UNDERGROUND VOICES: FICTION
MOROWA YEJIDE

Amber

          I am suffocating in the thickening sap of an AMBER Alert, the bends buckling the air sacks in my lungs, my bowels at the gate of my body. My son's name and

picture flash across my cell phone, and I will his image to be blasted from every satellite circling the planet. I stand, thunderstruck, among fairies and phantasms in front of the Haunted House. My eyes pivot to faces of balloon wielding children all around me, and I damn each one for not being the face I want, I need, I must see. And I hate, with every fiber of my being, all the parents who do have their children by the hand, in the stroller, on their shoulders, on their hips. And I want the sun to stop burning, and the wind to stop blowing, and the earth to stop turning, and I want everyone everywhere to stop living until I get my son back. And I curse God for making a love too thick for me to breathe in.

          I swoon from smells of cotton candy and burnt popcorn, my head swinging with the bushy eyed pirates on the swing ride and spinning with the giant red teacups, and slowing with the rainbow of horses on the merry-go-round, stopping at the woods to the southeast. I have not noticed the gang of trees until now. Why haven't I noticed them until now? We were here the whole time, you licked strawberry ice cream, waiting in line for the Demon Drop, they say, laughing, shaking their leafy heads at my silliness, at my carelessness. And I am sinking, sinking down through armies of pedophiles on websites, and shadows holding out lollipops and puppies, and brown, windowless vans, and cinder blocked basements.

          And then I see Phlegyas walking toward me to take me across the River Styx, where I will find my son on the other side, waiting for me in a valley of smiling, missing children. His man voice is muffled by giggles, and carnival music, and babies crying, and It's a Small World After All, and death embracing screams from Demon Drop. Something shiny on his chest burns out what is left of my bloodshot eyes, his lips moving, mouthing, saying something I cannot hear. What is he saying? I do not know, because I am still sinking down, riding a child size casket to the ocean floor, my husband's angry eyes glaring at me through the bubbles floating up.
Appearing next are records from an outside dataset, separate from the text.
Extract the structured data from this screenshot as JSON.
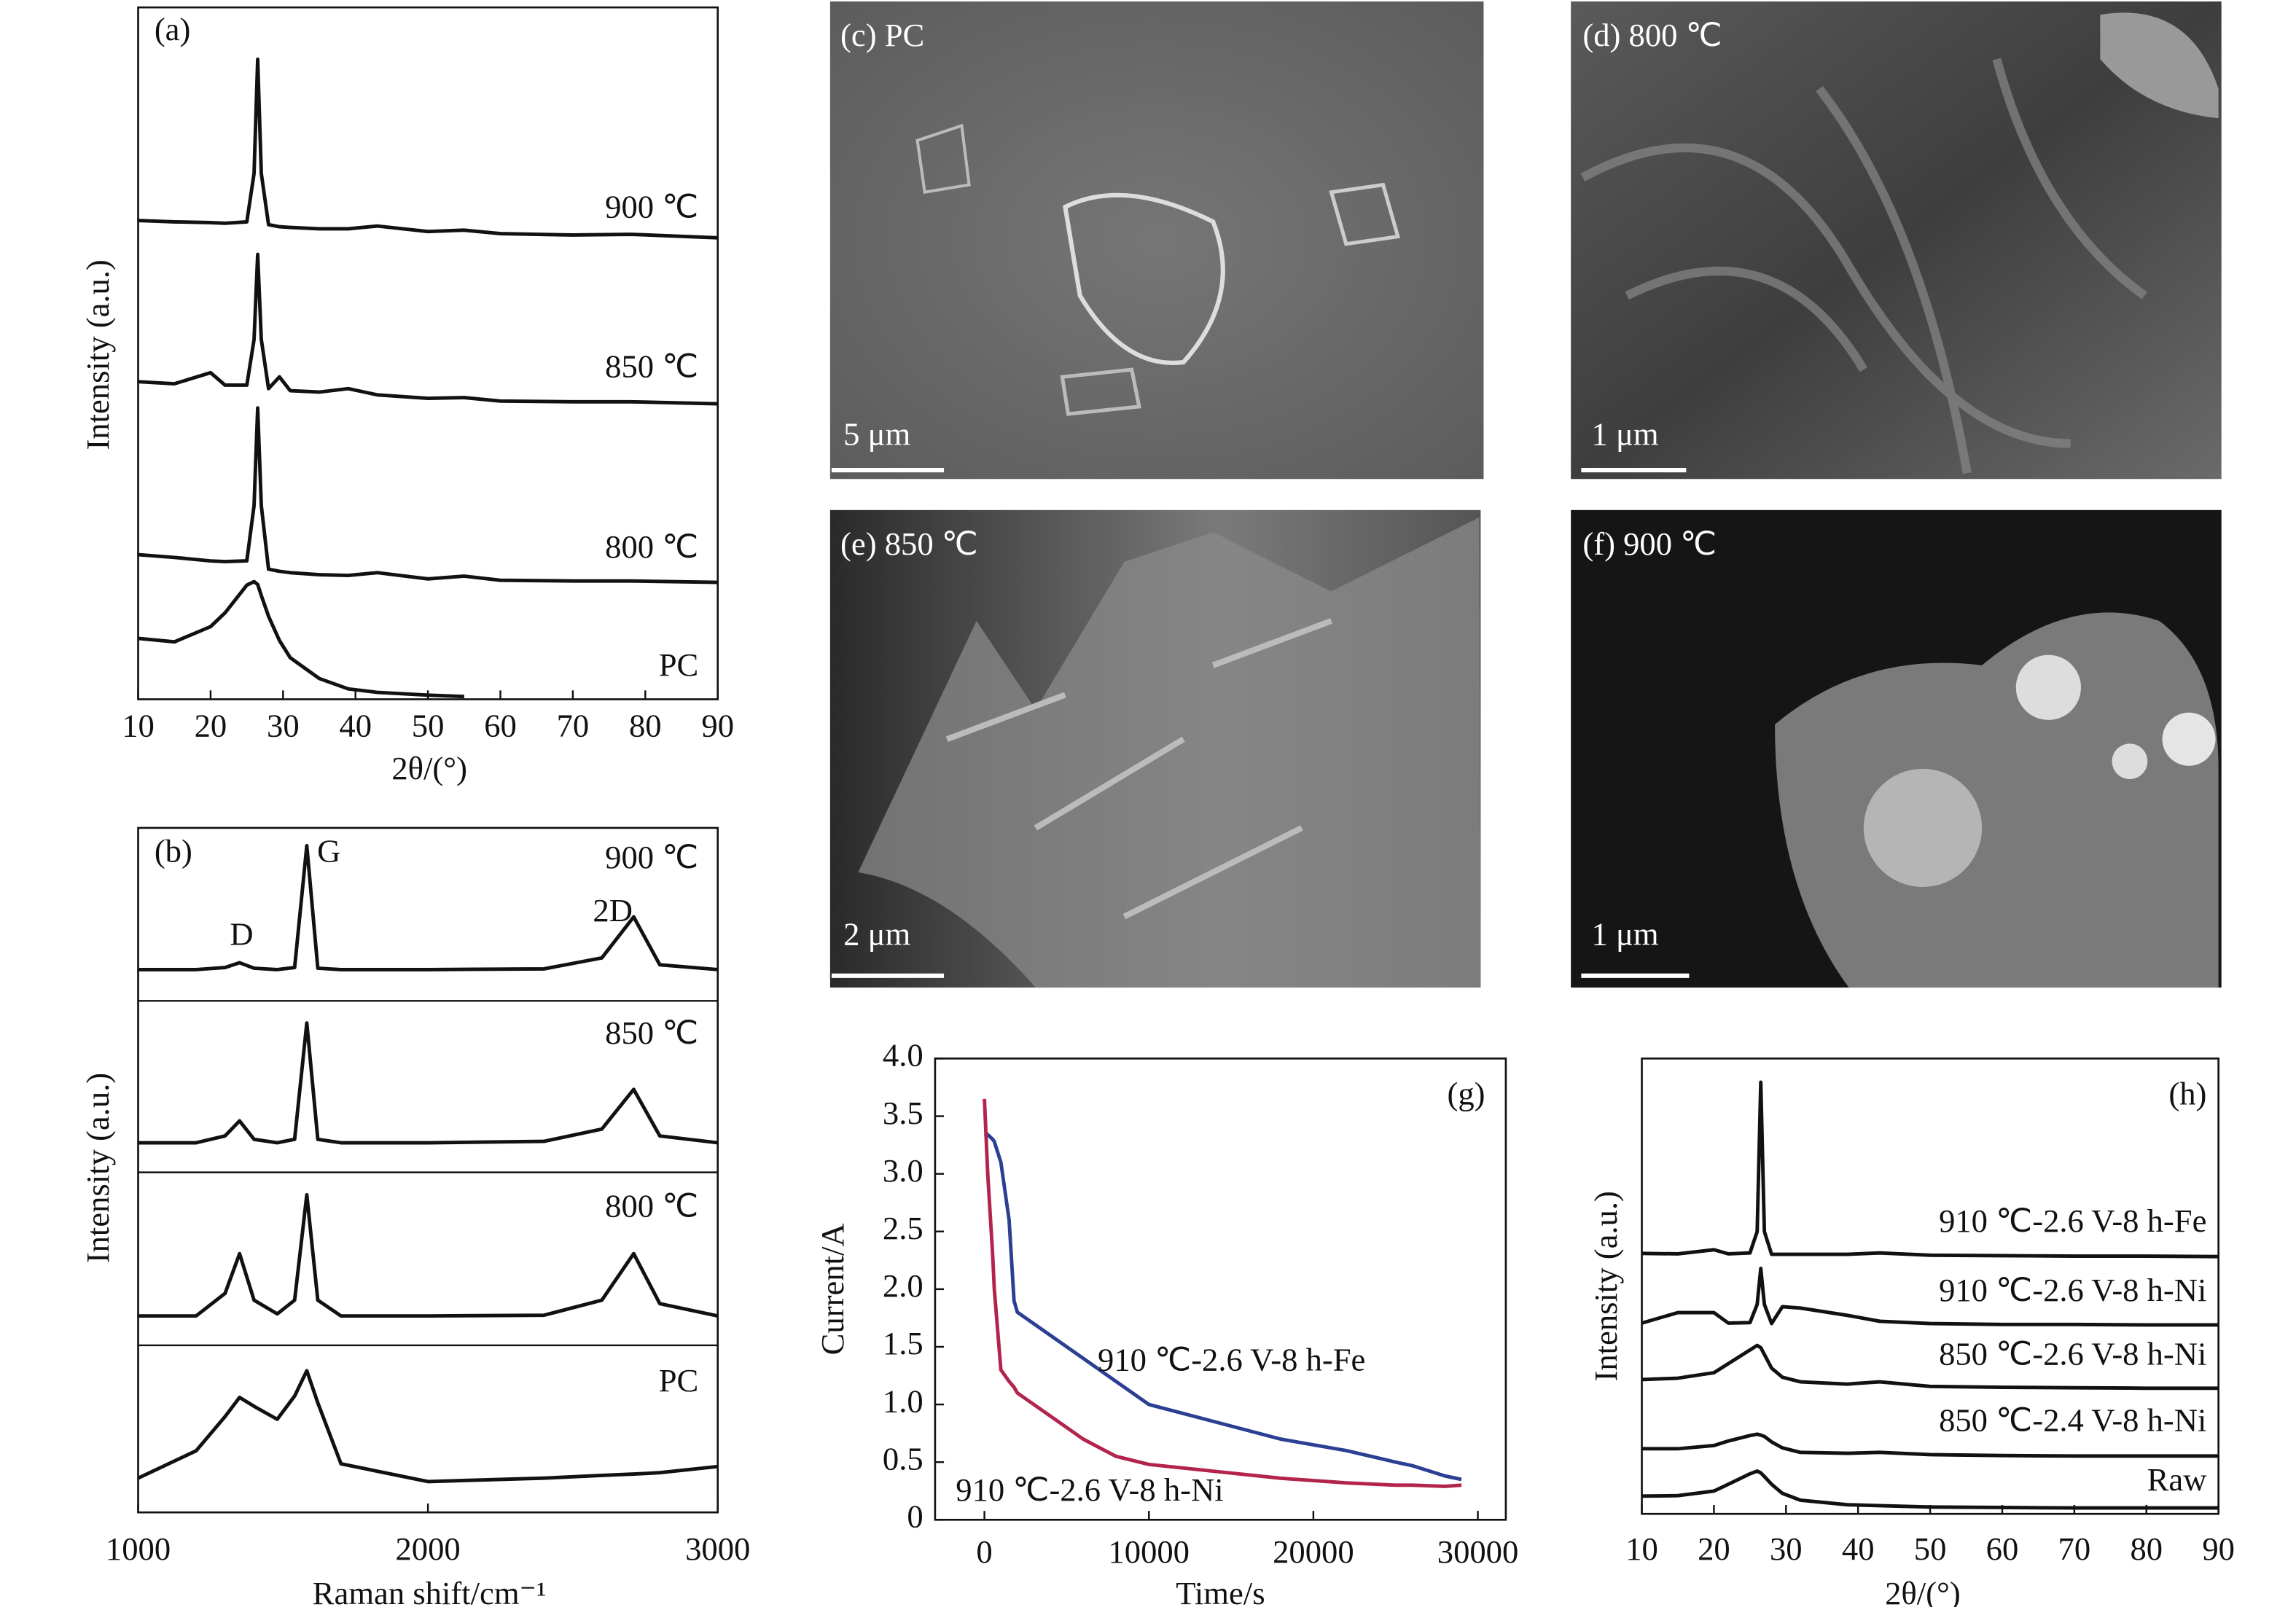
{
  "chart_data": [
    {
      "type": "line",
      "panel_label": "(a)",
      "x_label": "2θ/(°)",
      "y_label": "Intensity (a.u.)",
      "x": [
        10,
        15,
        20,
        22,
        25,
        26,
        26.5,
        27,
        28,
        29.5,
        31,
        35,
        39,
        43,
        50,
        55,
        60,
        70,
        78,
        90
      ],
      "xlim": [
        10,
        90
      ],
      "xticks": [
        10,
        20,
        30,
        40,
        50,
        60,
        70,
        80,
        90
      ],
      "ylim": [
        0,
        100
      ],
      "series": [
        {
          "name": "900 ℃",
          "color": "#111111",
          "values": [
            69.2,
            69,
            68.9,
            68.8,
            69,
            76,
            92.5,
            76,
            68.6,
            68.3,
            68.2,
            68,
            68,
            68.4,
            67.6,
            67.8,
            67.3,
            67.1,
            67.2,
            66.7
          ]
        },
        {
          "name": "850 ℃",
          "color": "#111111",
          "values": [
            45.9,
            45.6,
            47.2,
            45.4,
            45.4,
            52,
            64.3,
            52,
            44.9,
            46.6,
            44.6,
            44.4,
            44.9,
            44,
            43.5,
            43.6,
            43.1,
            43,
            43,
            42.7
          ]
        },
        {
          "name": "800 ℃",
          "color": "#111111",
          "values": [
            20.9,
            20.5,
            20,
            19.9,
            20,
            28,
            42.1,
            28,
            18.8,
            18.5,
            18.3,
            18,
            17.9,
            18.3,
            17.4,
            17.8,
            17.2,
            17.1,
            17.1,
            16.9
          ]
        },
        {
          "name": "PC",
          "color": "#111111",
          "values": [
            8.8,
            8.3,
            10.5,
            12.5,
            16.5,
            17,
            16.6,
            15,
            12,
            8.5,
            6,
            3,
            1.5,
            1,
            0.6,
            0.4,
            null,
            null,
            null,
            null
          ]
        }
      ]
    },
    {
      "type": "line",
      "panel_label": "(b)",
      "x_label": "Raman shift/cm⁻¹",
      "y_label": "Intensity (a.u.)",
      "x": [
        1000,
        1200,
        1300,
        1350,
        1400,
        1480,
        1540,
        1582,
        1620,
        1700,
        2000,
        2400,
        2600,
        2710,
        2800,
        3000
      ],
      "xlim": [
        1000,
        3000
      ],
      "xticks": [
        1000,
        2000,
        3000
      ],
      "ylim": [
        0,
        100
      ],
      "annotations": [
        "D",
        "G",
        "2D"
      ],
      "series": [
        {
          "name": "900 ℃",
          "color": "#111111",
          "values": [
            79.3,
            79.3,
            79.6,
            80.3,
            79.5,
            79.3,
            79.6,
            97.4,
            79.5,
            79.3,
            79.3,
            79.4,
            81,
            87,
            80,
            79.3
          ]
        },
        {
          "name": "850 ℃",
          "color": "#111111",
          "values": [
            54,
            54,
            55,
            57.2,
            54.5,
            54,
            54.5,
            71.5,
            54.5,
            54,
            54,
            54.2,
            56,
            61.8,
            55,
            54
          ]
        },
        {
          "name": "800 ℃",
          "color": "#111111",
          "values": [
            28.7,
            28.7,
            32,
            37.8,
            31,
            29,
            31,
            46.4,
            31,
            28.7,
            28.7,
            28.8,
            31,
            37.8,
            30.5,
            28.7
          ]
        },
        {
          "name": "PC",
          "color": "#111111",
          "values": [
            5,
            9,
            14,
            16.8,
            15.5,
            13.6,
            17,
            20.7,
            16,
            7.1,
            4.5,
            5,
            5.4,
            5.6,
            5.8,
            6.7
          ]
        }
      ]
    },
    {
      "type": "line",
      "panel_label": "(g)",
      "x_label": "Time/s",
      "y_label": "Current/A",
      "x": [
        0,
        200,
        500,
        600,
        1000,
        1500,
        1800,
        2000,
        2500,
        4000,
        6000,
        8000,
        10000,
        14000,
        18000,
        22000,
        25000,
        26000,
        28000,
        29000
      ],
      "xlim": [
        -3000,
        31700
      ],
      "xticks": [
        0,
        10000,
        20000,
        30000
      ],
      "ylim": [
        0,
        4
      ],
      "yticks": [
        0,
        0.5,
        {
          "value": 1,
          "label": "1.0"
        },
        1.5,
        {
          "value": 2,
          "label": "2.0"
        },
        2.5,
        {
          "value": 3,
          "label": "3.0"
        },
        3.5,
        {
          "value": 4,
          "label": "4.0"
        }
      ],
      "series": [
        {
          "name": "910 ℃-2.6 V-8 h-Fe",
          "color": "#2b3f93",
          "values": [
            3.35,
            3.34,
            3.3,
            3.28,
            3.1,
            2.6,
            1.9,
            1.8,
            1.75,
            1.6,
            1.4,
            1.2,
            1,
            0.85,
            0.7,
            0.6,
            0.5,
            0.47,
            0.38,
            0.35
          ]
        },
        {
          "name": "910 ℃-2.6 V-8 h-Ni",
          "color": "#b3244c",
          "values": [
            3.65,
            3,
            2.3,
            2,
            1.3,
            1.2,
            1.15,
            1.1,
            1.05,
            0.9,
            0.7,
            0.55,
            0.48,
            0.42,
            0.36,
            0.32,
            0.3,
            0.3,
            0.29,
            0.3
          ]
        }
      ]
    },
    {
      "type": "line",
      "panel_label": "(h)",
      "x_label": "2θ/(°)",
      "y_label": "Intensity (a.u.)",
      "x": [
        10,
        15,
        20,
        22,
        25,
        26,
        26.5,
        27,
        28,
        29.5,
        32,
        38.5,
        43,
        50,
        60,
        70,
        80,
        90
      ],
      "xlim": [
        10,
        90
      ],
      "xticks": [
        10,
        20,
        30,
        40,
        50,
        60,
        70,
        80,
        90
      ],
      "ylim": [
        0,
        100
      ],
      "series": [
        {
          "name": "910 ℃-2.6 V-8 h-Fe",
          "color": "#111111",
          "values": [
            57.2,
            57.1,
            58,
            57.1,
            57.3,
            62,
            94.8,
            62,
            57,
            57,
            57,
            57,
            57.3,
            56.8,
            56.7,
            56.6,
            56.6,
            56.5
          ]
        },
        {
          "name": "910 ℃-2.6 V-8 h-Ni",
          "color": "#111111",
          "values": [
            41.9,
            44.2,
            44.2,
            41.9,
            42,
            46,
            53.9,
            46,
            41.8,
            45.5,
            45.2,
            43.6,
            42.3,
            41.8,
            41.6,
            41.6,
            41.5,
            41.5
          ]
        },
        {
          "name": "850 ℃-2.6 V-8 h-Ni",
          "color": "#111111",
          "values": [
            29.5,
            29.8,
            31,
            33,
            36,
            37,
            36.5,
            35,
            32,
            30,
            29,
            28.5,
            29,
            28,
            27.8,
            27.7,
            27.6,
            27.6
          ]
        },
        {
          "name": "850 ℃-2.4 V-8 h-Ni",
          "color": "#111111",
          "values": [
            14.3,
            14.3,
            15,
            16,
            17.2,
            17.5,
            17.3,
            17,
            15.8,
            14.5,
            13.5,
            13.3,
            13.5,
            13,
            12.8,
            12.7,
            12.7,
            12.7
          ]
        },
        {
          "name": "Raw",
          "color": "#111111",
          "values": [
            3.9,
            4,
            5,
            6.5,
            8.8,
            9.4,
            9,
            8.2,
            6.5,
            4.5,
            3,
            2,
            1.8,
            1.5,
            1.4,
            1.3,
            1.3,
            1.3
          ]
        }
      ]
    }
  ],
  "images": [
    {
      "label": "(c) PC",
      "scale": "5 μm"
    },
    {
      "label": "(d) 800 ℃",
      "scale": "1 μm"
    },
    {
      "label": "(e) 850 ℃",
      "scale": "2 μm"
    },
    {
      "label": "(f) 900 ℃",
      "scale": "1 μm"
    }
  ]
}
          But Phlegyas is mouthing still through the darkening blue, waving his hands across my face, and snapping his fingers. Someone else says, "Ma'am" Has something happened that they would call me Ma'am? Because I was Miss just a minute ago, and now that I cannot find my boy, I am Ma'am. What are they saying? I butterfly stroke up from a gorge of amber and despair, my head cresting the surface in time to hear the police officer say, "We have your son, Ma'am. He's fine."